Ardía el cañaveral. Las hojas de caña hechas llamas parecían espadas rojizas y amarillas esgrimiendo su destreza en movida lucha de color. Un vaho caliente transportaba el aire hasta nuestra casona de campo desde donde se contemplabas no muy lejos el mar de fuego. Miles de chispas pulverizadas por la brisa revoloteaban en ronda como pequeños insectos luminosos sobre la superficie del cañaveral.
¡Fuego! ¡Fuego…!, repetía la campana de la hacienda llamando a los obreros para evitar que se extendiesen las llamas a la próxima pieza de caña. Eran los aciagos días de huelga en la hacienda y una mano mal intencionada había encendido la mecha de la venganza. Algunos peones, machete en mano, a toda prisa iban haciendo anchos caminos alrededor de la fogata. Así el fuego, al llegar a las orillas , moriría sin falta.
Otras noches, mi padre preparaba la brigada de obreros para quemar algunas piezas de caña. Tal procedimiento se aplicaba cuando la caña era muy delgada y se hacía más fácil cortarla ya libre de hojas y paja. En esas noches, él me permitía acompañarle para presenciar cómo el fuego devoraba las hojas secas.

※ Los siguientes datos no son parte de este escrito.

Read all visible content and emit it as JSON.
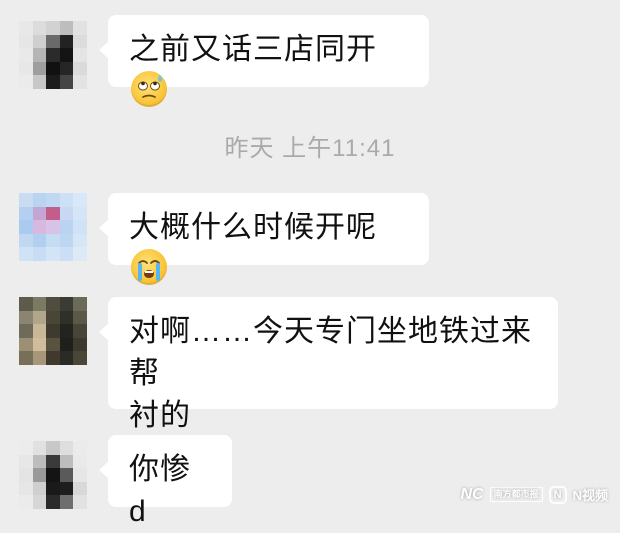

¡Hermoso espectáculo! Las llamas formaban ágiles figuras en oro, rojo y negro. Unas se movían lentas y gráciles; otras contorsionadas y violentas.
Estallaba el cañaveral en ruidos sordos y agudos. El calor era sofocante. Ratones y ardillas salían presurosos de sus escondrijos para guarecerse en las cañas vecinas.

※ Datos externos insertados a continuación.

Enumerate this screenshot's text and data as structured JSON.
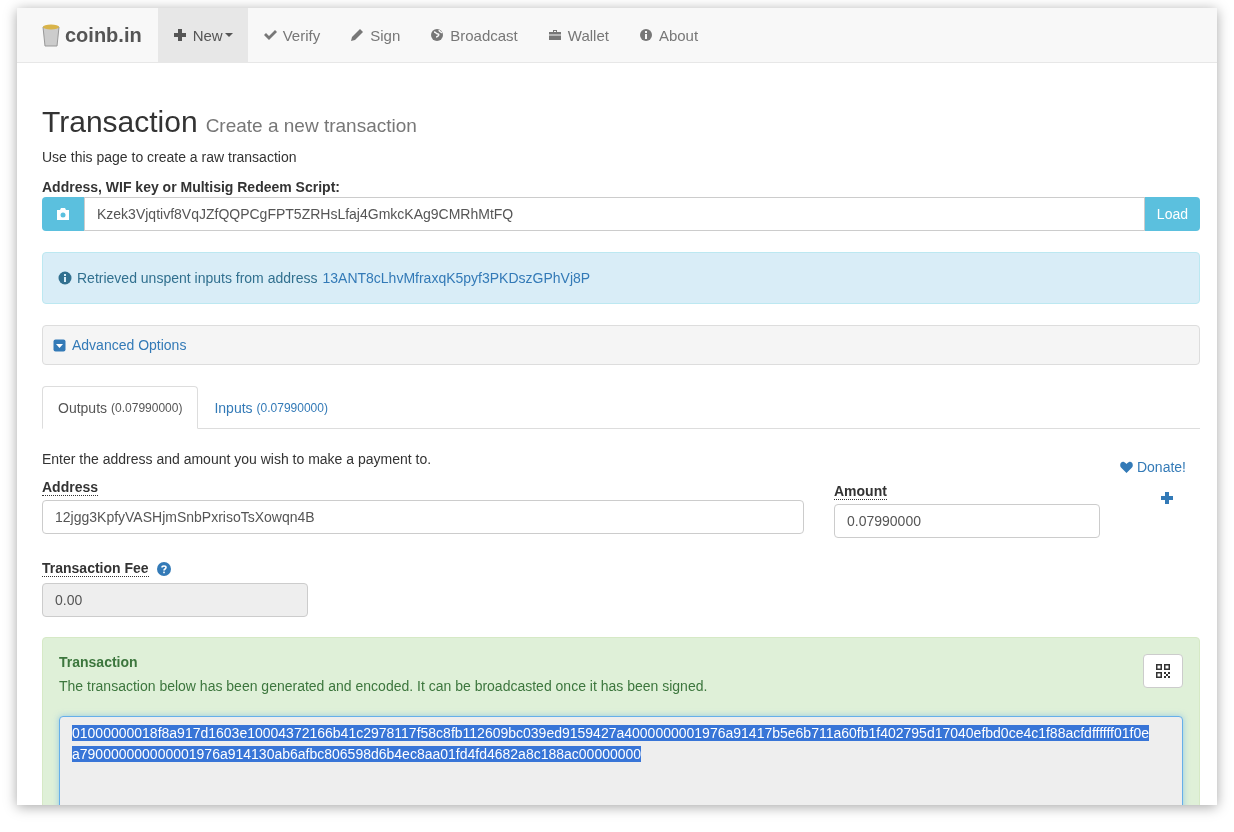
{
  "navbar": {
    "brand": "coinb.in",
    "items": [
      {
        "label": "New",
        "caret": true,
        "selected": true
      },
      {
        "label": "Verify",
        "caret": false,
        "selected": false
      },
      {
        "label": "Sign",
        "caret": false,
        "selected": false
      },
      {
        "label": "Broadcast",
        "caret": false,
        "selected": false
      },
      {
        "label": "Wallet",
        "caret": false,
        "selected": false
      },
      {
        "label": "About",
        "caret": false,
        "selected": false
      }
    ]
  },
  "heading": {
    "title": "Transaction",
    "subtitle": "Create a new transaction"
  },
  "intro": "Use this page to create a raw transaction",
  "address_field": {
    "label": "Address, WIF key or Multisig Redeem Script:",
    "value": "Kzek3Vjqtivf8VqJZfQQPCgFPT5ZRHsLfaj4GmkcKAg9CMRhMtFQ",
    "button": "Load"
  },
  "alert": {
    "text": "Retrieved unspent inputs from address",
    "link": "13ANT8cLhvMfraxqK5pyf3PKDszGPhVj8P"
  },
  "advanced": {
    "label": "Advanced Options",
    "expanded": false
  },
  "tabs": [
    {
      "label": "Outputs",
      "amount": "(0.07990000)",
      "selected": true
    },
    {
      "label": "Inputs",
      "amount": "(0.07990000)",
      "selected": false
    }
  ],
  "outputs": {
    "instruction": "Enter the address and amount you wish to make a payment to.",
    "donate": "Donate!",
    "address_label": "Address",
    "address_value": "12jgg3KpfyVASHjmSnbPxrisoTsXowqn4B",
    "amount_label": "Amount",
    "amount_value": "0.07990000"
  },
  "fee": {
    "label": "Transaction Fee",
    "value": "0.00"
  },
  "result": {
    "title": "Transaction",
    "text": "The transaction below has been generated and encoded. It can be broadcasted once it has been signed.",
    "lines": [
      "01000000018f8a917d1603e10004372166b41c2978117f58c8fb112609bc039ed9159427a4000000001976a91417b5e6b711a60fb1f402795d17040efbd0ce4c1f88acfdffffff01f0e",
      "a790000000000001976a914130ab6afbc806598d6b4ec8aa01fd4fd4682a8c188ac00000000"
    ],
    "selected": true
  }
}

Vigilantes, con sus machetes afilados, los obreros cortaban de aquí y de allá algunos trozos de las piezas cercanas. Había que tomar las debidas precauciones. A la luz de las llamas los machetes parecían plata rojiza.
Lentamente el oleaje de llamas se iba haciendo cenizas. Quedaban la paja y las hojas pulverizadas, pero las cañas, enlutadas, permanecían de pie con su alma de azúcar intacta y prometedora.
Bueno, yo también recuerdo parte de esas bonitas historias que por supuesto eran verídicas…Yo era bien jovencito y muy valiente por supuesto. Le cogía un pequeño machete de algunas 15 pulgadas a mi abuelo y sin pedir permiso entraba bien adentro donde la caña era más sabrosa ahí estaba hasta casi hasta el escurecer. Nunca sufrí una picada de ciempiés solo los zancudos que me avisaban que ya era tiempo de irme para la casa, pero para mí era mi pasatiempo después de la escuela. Ahi dejaba mis tristezas mis complejos y encontraba refugio, la caña y yo nos hicimos amigos. Ella con sus hojas jugueteaba conmigo, aunque también sus hojas de vez en cuando me enviaban a casa con una cortadura. ¡y como dolía!, pero mi abuelo me curaba con gas de la estufa para cualquier infección que ocurriera, nunca ocurrió.
Algo sorprendente yo contaba con solo 9 añitos, y nunca me sucedió nada malo. En esa época no existía tanta maldad, al contrario las personas cuidaban y protegían a uno. También recuerdo las zanjas. Cuando estaban llenas de agua yo parecía un pececito. ¡Pero si!, me encantaban las noches que quemaban la caña, el olor tan rico que dejaba. Eran días tan hermosos y de tanta inocencia, mi refugio fue ese lugar, como decimos los jibaros, la pieza de caña. Desde Bandung Indonesia, un salinense y un solo boricua recordando los tiempos buenos… Gracias
Para mí, habitante de la ciudad, este relato me maravilla, porque el cemento nos va cerrando los ojos a estos espectáculos, que tanto gozáis vosotros.. Me dio la sensación de estar cerca de la llamarada y hasta de sentir su calor humeante.
Que lindo, me hace recordar cuando saliamos con mi papa a ver las quemas de noche en las haciendas, tambien de la maliciosas durante huelgas
Muy bueno, me parecio estar cerca de las llamas del cañaveral.